Les Togolais émettent le doute sur la crédibilité de la HAPLUCIA depuis sa création. La corruption est un délit au Togo, d’ailleurs l’article 46 de la constitution togolaise punit tout acte de détournement de biens publics, de corruption, de dilapidation dans les conditions prévues par la loi. Pour la plupart des Togolais, le pouvoir de Lomé excelle dans la production de textes contre la corruption, mais le vrai problème se pose au niveau de son application. Pour le peuple, les garants de la loi incarnent tout le contraire et la HAPLUCIA est une pure comédie pour distraire les Togolais.
Lors de la 5ème édition de la Journée africaine de lutte contre la corruption, le Président de la HAPLUCIA, Essohana Wiyao a tenu à rappeler la double mission de prévention de l’institution qu’il dirige depuis sa nomination par décret du 03 janvier 2017.
« Le premier budget d’équipement et de fonctionnement a été alloué au moyen de la loi des finances de 2018 et que l’institution n’est devenue opérationnelle à partir du dernier trimestre 2018. Elle a reçu la double mission de prévention et de répression » a t-il précisé
Essohana Wiyao lontemps critiqué par rapport au manque d’action concrète de son institution pour traquer les auteurs de la corruption afin de décourager ce cancer de notre économie nationale, a tenu à éclairer l’opinion.
« Au titre de la prévention, nous sommes chargés de communiquer, sensibiliser, vulgariser les textes, proposer des mesures. Nous avons entamé cette mission par notre campagne nationale de sensibilisation, placée sous le thème Participation citoyenne à la lutte contre la corruption et les infractions assimilées. Après avoir couvert la région maritime et celle de la Kara, la pandémie dite Covid-19, nous a imposé une année sabbatique. Cette année, nous avons pu reprendre et couvrir les régions des plateaux et centrale. A la fin du mois en cours, nous allons clôturer cette campagne avec la région des savanes. En outre, en collaboration avec l’institution nationale de la statistique et des études économiques et démographiques, nous avons réalisés une enquête sur le coût et la perception de la corruption au Togo dont le rapport a été validé en atelier technique le 06 août 2020. Enfin, je voudrais mentionner notre grand chantier de l’élaboration de la stratégie nationale de lutte contre la corruption et les infractions assimilées, lancé officiellement le 21 mai 2021 » a t-il informé.

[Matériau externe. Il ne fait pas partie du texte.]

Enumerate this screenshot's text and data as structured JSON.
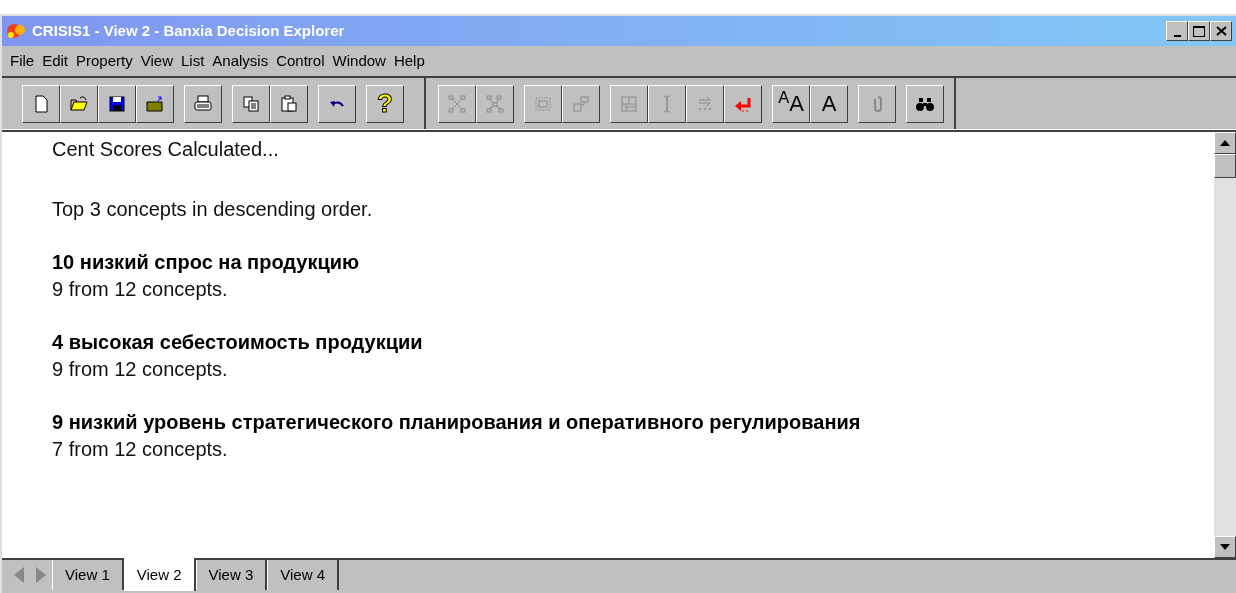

Le Président de la HAPLUCIA a été clair, l’institution qu’il dirige n’a reçu les pouvoirs de la police judiciaire.
« Au titre de la répression des actes de corruption, je voudrais préciser que la HAPLUCIA n’a reçu les pouvoirs de la police judiciaire; elle peut donc inquiéter la liberté d’aucun suspect. Concrètement, elle reçoit des plaintes et dénonciations, procède à une pré-instruction, puis elle transmet les cas avérés au procureur de la République compétent qui engage les poursuites. A ce jour nous avons transmis au parquet d’instance de Lomé, les CAN 2013, la route Lomé-Vogan-Afagnan et l’affaire de détournement des derniers publics à la direction des transports routiers et ferroviaires. Nous avons aussi investigué sur les allégations de détournement massifs de fonds publics à la Préfecture de l’Avé. Nous avons pu documenter le détournement d’environ huit millions de FCFA, répartis entre quatre suspects qui ont reconnus plus au moins spontanément leurs fautes et remboursé les montants qui leur sont respectivement imputés. Nous avons donc clôturé cette affaire par un classement sans suite » a t-il précisé.

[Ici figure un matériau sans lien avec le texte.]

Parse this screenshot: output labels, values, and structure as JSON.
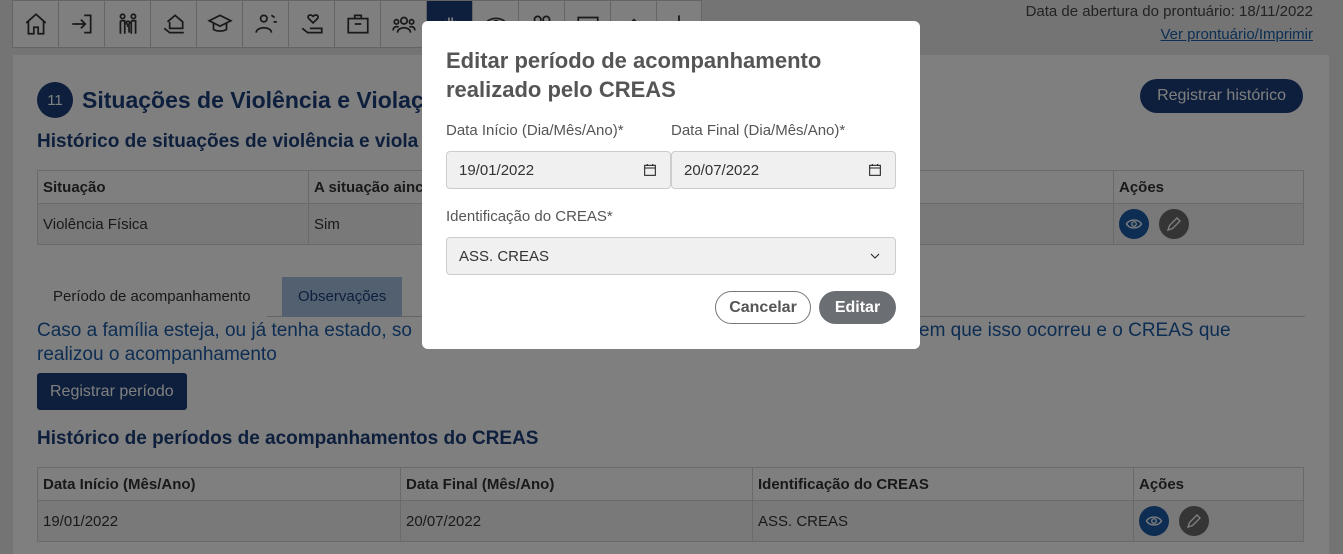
{
  "toolbar": {
    "icons": [
      "home-icon",
      "login-icon",
      "family-icon",
      "house-hand-icon",
      "graduation-icon",
      "worker-icon",
      "heart-hand-icon",
      "briefcase-icon",
      "group-icon",
      "hand-icon",
      "eye-icon",
      "people-icon",
      "card-icon",
      "up-icon",
      "extra-icon"
    ]
  },
  "header": {
    "opened_date": "Data de abertura do prontuário: 18/11/2022",
    "print_link": "Ver prontuário/Imprimir"
  },
  "section": {
    "number": "11",
    "title": "Situações de Violência e Violaç",
    "register_history_btn": "Registrar histórico",
    "history_title": "Histórico de situações de violência e viola",
    "table1": {
      "headers": [
        "Situação",
        "A situação ainc",
        "Ações"
      ],
      "rows": [
        [
          "Violência Física",
          "Sim"
        ]
      ]
    },
    "tabs": [
      "Período de acompanhamento",
      "Observações"
    ],
    "paragraph_left": "Caso a família esteja, ou já tenha estado, so",
    "paragraph_right": "em que isso ocorreu e o CREAS que",
    "paragraph_line2": "realizou o acompanhamento",
    "register_period_btn": "Registrar período",
    "periods_title": "Histórico de períodos de acompanhamentos do CREAS",
    "table2": {
      "headers": [
        "Data Início (Mês/Ano)",
        "Data Final (Mês/Ano)",
        "Identificação do CREAS",
        "Ações"
      ],
      "rows": [
        [
          "19/01/2022",
          "20/07/2022",
          "ASS. CREAS"
        ]
      ]
    }
  },
  "modal": {
    "title": "Editar período de acompanhamento realizado pelo CREAS",
    "start_label": "Data Início (Dia/Mês/Ano)*",
    "start_value": "19/01/2022",
    "end_label": "Data Final (Dia/Mês/Ano)*",
    "end_value": "20/07/2022",
    "creas_label": "Identificação do CREAS*",
    "creas_value": "ASS. CREAS",
    "cancel_btn": "Cancelar",
    "edit_btn": "Editar"
  }
}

Parmi les grandes affaires de corruption sur lesquelles la HAPLUCIA est vivement attendue pour gagner la confiance des Togolais, on peut citer la concession du Port autonome de Lomé, qui aurait été accordée au groupe Bolloré en contrepartie de conseils de la filiale Havas au Président Faure Gnassingbé lors de sa campagne en vue de sa réélection pour un deuxième mandat en 2010, ainsi que l’affaire du petrolegate (des sommes importantes issues de la vente de produits pétroliers auraient été détournées par des responsables politiques de premier plan). Le reste c’est du wait and see.